“好,你回去告訴婆母,我一定早早過去。”
阮星詞知道,自己早晚要跟這個婆母好好溝通一下。
那日不算,畢竟應梅的腦袋不太聰明。
下人走了之后,阮星詞問道:“夫君,母親的嫁妝都在公中,哪怕如今是她當家,這些年公中的賬目走的都是她的私庫,她竟然一點都不反抗,也沒有人幫她爭這口氣么?”

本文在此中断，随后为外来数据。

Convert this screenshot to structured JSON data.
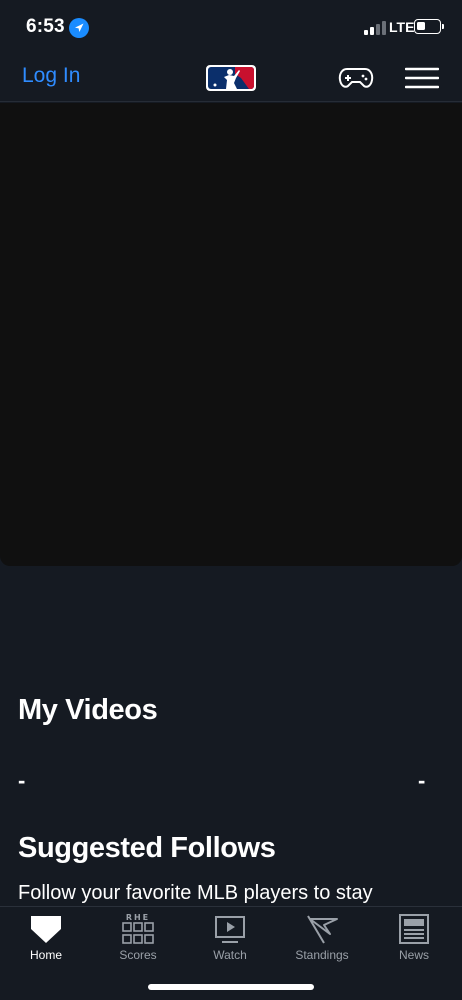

南宮讓沒想到阮星詞這樣敏銳,不過想想也正常,旁觀者清。
他們對外自然不會說這些,畢竟有些丟人,不過如今阮星詞嫁了過來,又是親生經歷過老夫人身邊的人把持庫房的場景,能想通其中的關節并不難。
“母親的娘家已經沒有人了,外祖父和舅舅都死在戰場上,為了救父親。”
南宮讓沒有說太多,畢竟這段回憶并不開心。
“是在營救長公主那次戰斗中么?”阮星詞緊接著問道。
南宮讓沒有開口,只是點了點頭。
“那長公主府的人還敢在你跟前冷嘲熱諷說些風涼話?父親還能縱容祖母欺負母親?”
阮星詞想著,如果是按照自己的脾氣,早就掀桌子大家撕破臉了,這些給臉不要臉的東西。
“母親自己聽信父親的話,這些年她都覺得自己配不上父親,能嫁給父親已經是她天大的榮幸。”
南宮讓的話,讓阮星詞翻了個白眼。